One could imagine the enthusiasm Gaultier’s Paris atelier must have working with Rocha. Whipping up an archival style green/black taffeta coat with a petal like conical bra. While Rocha’s obsession with pearls led to another divine corset dress finished with scores of baroque pearl strands.
Everything anchored with feather encrusted versions of Rocha’s preferred plexiglass court shoes and platform brogues.
“Jean-Paul gave me full license, which I loved. It felt like a real gift. So, I focused on Gaultier loving the collection. That was really all I wanted to do. It has been an amazing experience. I started with the glove and breasts and the female form – exploring and harnessing that and what it did to the garment and fabrication. And looking at a second skin on the body,” Rocha explained.
Overall, the collection and show felt very much a respectful ode to the métier of couture. A relatively small audience perched on plywood school chairs; a runway covered in silver foil, and a soundtrack by ace show DJ Frederic Sanchez that mashed up the opera arias of classic couture with the rock of Gaultier runways.
One always felt that Simone was visibly celebrating her discovery of a couture atelier and its secrets. She even respected Gaultier’s runway of show program, where each look is meticulously itemized often using French couture terms – aigu, maille bloquée, silk cigaline or soutien gorge, meaning needle heel, blocked yarn knits, transparent silk and bra.

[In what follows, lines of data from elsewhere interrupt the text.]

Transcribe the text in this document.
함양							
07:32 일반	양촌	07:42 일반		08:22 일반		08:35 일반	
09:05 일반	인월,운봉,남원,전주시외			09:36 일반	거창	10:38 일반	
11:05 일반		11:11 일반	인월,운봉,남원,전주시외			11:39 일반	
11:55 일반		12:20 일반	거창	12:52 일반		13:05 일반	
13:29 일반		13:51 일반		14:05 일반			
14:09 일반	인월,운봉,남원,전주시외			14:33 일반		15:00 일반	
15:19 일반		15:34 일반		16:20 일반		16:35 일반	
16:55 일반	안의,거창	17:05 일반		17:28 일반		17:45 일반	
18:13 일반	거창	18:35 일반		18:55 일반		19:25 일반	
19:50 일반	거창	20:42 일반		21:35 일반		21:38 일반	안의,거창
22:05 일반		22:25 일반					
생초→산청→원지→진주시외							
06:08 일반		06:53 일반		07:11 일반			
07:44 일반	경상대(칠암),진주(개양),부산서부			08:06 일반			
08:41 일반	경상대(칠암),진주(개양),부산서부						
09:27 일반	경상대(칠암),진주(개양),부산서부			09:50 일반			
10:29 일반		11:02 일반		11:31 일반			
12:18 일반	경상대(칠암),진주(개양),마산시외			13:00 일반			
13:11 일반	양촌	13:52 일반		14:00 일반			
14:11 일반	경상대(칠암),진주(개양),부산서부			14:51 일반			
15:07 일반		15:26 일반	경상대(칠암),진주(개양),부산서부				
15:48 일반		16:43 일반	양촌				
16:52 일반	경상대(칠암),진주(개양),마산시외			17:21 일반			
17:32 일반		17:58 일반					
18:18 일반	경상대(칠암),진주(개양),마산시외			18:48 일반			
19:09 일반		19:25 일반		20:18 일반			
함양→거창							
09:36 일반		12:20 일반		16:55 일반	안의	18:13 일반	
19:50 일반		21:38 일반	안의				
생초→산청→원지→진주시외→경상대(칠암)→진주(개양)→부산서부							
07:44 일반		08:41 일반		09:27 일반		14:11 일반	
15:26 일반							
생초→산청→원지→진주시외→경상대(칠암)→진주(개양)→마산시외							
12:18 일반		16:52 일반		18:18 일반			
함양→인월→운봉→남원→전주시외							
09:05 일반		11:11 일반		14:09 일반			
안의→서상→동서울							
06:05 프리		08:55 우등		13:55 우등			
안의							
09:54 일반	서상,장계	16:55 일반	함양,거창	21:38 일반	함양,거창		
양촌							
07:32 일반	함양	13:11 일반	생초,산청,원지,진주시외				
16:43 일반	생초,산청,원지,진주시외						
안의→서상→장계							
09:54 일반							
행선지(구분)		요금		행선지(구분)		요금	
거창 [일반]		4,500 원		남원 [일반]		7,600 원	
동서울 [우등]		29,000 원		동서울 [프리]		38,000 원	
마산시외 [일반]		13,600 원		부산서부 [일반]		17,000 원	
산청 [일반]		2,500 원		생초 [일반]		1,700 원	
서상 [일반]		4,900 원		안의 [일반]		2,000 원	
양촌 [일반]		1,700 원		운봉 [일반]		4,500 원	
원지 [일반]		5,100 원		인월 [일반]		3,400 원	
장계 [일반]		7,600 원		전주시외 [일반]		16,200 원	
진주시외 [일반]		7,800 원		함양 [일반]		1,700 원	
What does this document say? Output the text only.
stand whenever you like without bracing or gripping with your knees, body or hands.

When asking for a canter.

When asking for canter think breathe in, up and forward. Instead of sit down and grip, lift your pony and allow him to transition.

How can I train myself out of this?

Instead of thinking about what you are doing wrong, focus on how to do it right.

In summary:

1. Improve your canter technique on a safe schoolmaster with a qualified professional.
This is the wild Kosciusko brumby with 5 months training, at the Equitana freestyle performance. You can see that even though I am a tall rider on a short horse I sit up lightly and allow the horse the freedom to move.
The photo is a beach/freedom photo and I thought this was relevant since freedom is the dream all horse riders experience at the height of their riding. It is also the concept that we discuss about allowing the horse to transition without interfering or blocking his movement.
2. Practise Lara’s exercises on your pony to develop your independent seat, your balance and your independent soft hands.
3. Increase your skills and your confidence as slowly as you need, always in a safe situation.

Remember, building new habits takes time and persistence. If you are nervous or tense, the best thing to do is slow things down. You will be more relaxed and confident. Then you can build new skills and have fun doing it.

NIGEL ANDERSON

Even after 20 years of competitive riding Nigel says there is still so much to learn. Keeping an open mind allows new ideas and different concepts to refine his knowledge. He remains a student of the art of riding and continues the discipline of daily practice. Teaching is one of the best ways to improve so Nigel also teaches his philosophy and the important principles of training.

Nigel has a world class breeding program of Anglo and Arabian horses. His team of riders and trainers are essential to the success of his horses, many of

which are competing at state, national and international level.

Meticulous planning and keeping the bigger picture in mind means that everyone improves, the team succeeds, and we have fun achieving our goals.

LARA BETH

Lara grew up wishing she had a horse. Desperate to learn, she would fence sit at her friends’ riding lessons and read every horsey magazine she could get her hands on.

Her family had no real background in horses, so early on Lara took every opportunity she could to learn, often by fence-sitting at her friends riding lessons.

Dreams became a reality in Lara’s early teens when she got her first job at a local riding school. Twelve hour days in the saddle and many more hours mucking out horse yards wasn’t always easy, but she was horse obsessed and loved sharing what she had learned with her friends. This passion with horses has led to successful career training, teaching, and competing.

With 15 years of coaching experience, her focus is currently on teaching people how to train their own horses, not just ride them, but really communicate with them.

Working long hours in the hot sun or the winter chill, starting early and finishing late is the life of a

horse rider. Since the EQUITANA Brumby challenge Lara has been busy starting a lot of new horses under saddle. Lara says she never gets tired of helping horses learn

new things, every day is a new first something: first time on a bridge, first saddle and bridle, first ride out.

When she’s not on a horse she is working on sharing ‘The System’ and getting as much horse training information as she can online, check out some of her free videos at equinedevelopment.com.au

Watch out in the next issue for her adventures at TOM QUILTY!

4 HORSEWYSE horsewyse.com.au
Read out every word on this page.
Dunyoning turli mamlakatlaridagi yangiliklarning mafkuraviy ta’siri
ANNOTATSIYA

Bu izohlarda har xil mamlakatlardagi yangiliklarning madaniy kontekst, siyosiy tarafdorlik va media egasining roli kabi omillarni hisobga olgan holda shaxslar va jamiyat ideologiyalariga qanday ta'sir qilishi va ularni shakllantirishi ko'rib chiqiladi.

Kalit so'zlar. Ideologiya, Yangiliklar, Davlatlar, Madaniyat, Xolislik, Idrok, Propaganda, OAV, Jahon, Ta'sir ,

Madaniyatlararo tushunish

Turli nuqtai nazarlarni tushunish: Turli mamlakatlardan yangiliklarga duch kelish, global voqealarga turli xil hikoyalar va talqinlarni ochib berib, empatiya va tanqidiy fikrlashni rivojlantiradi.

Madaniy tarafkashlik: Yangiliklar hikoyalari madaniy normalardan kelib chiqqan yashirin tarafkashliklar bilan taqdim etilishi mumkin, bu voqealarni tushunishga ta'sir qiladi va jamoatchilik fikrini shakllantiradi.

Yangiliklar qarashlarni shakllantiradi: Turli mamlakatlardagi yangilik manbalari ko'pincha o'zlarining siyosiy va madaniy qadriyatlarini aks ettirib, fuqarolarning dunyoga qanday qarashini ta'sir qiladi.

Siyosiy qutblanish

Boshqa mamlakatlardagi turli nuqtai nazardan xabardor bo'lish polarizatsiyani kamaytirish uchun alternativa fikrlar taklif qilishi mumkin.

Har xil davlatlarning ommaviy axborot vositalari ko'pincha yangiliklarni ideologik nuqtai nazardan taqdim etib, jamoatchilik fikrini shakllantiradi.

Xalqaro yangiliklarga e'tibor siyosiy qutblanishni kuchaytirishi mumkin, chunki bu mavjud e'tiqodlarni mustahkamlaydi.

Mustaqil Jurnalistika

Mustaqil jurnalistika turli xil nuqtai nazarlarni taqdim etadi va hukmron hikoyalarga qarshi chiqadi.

Of which there were many in this show.
As Simone feminized Gaultier’s famed Madonna conical bras, with a version that twisted up almost like a tongue.
Working with a couture atelier, Rocha told FashionNetwork.com, was “incredible, so artisanal, to have the ability to make dreams come true and to have that openness to take incredible historical technique and bring it into a modern today!”
All told, the most original couture show so far in the four-day seasons of 30 official shows. Not bad going for a Paris debut.